The US Food and Drug Administration (FDA) late last month sent an untitled letter, its third of the year, to California-based Chara Biologics for marketing an unapproved stem cell product as a possible treatment for autism and other conditions with few treatment options.
FDA says the product appears to be a human cell, tissue, or cellular or tissue-based product (HCT/P) and the company’s website notes a few stories that suggest the stem cell treatment may help children with autism or people who suffer from traumatic brain injuries, cardiac issues, COPD, osteoarthritis, dementia and autoimmune disorders like lupus or psoriasis.
“Such unapproved uses raise potential significant safety concerns. Additionally, because the product is administered by various higher risk routes of administration, including IV, its use, if contaminated could cause a range of adverse events,” the letter says.
FDA also notes that based on a review of the company’s websites, “it appears that Chara Biologics, Inc. does not qualify for any exception in 21 CFR 1271.15, and that CharaCore™ is intended for nonhomologous uses.”
The letter also directs the company to FDA’s Framework for the Regulation of Regenerative Medicine Products.

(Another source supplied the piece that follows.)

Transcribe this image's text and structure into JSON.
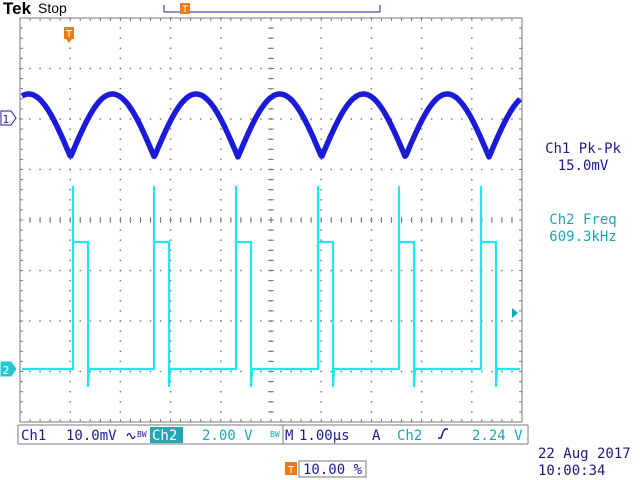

Two weeks ago, FDA also sent an untitled letter to Florida-based manufacturer RichSource Stem Cells over unsubstantiated claims for its Richgen allograft product. And last May, FDA sent another untitled letter to Arizona-based R3 Stem Cell and its more than 50 affiliate centers or clinics.
FDA is approaching the end of its 36-month period of enforcement discretion that began in November 2017, during which the agency said it would focus its efforts on products that raise the greatest safety concerns.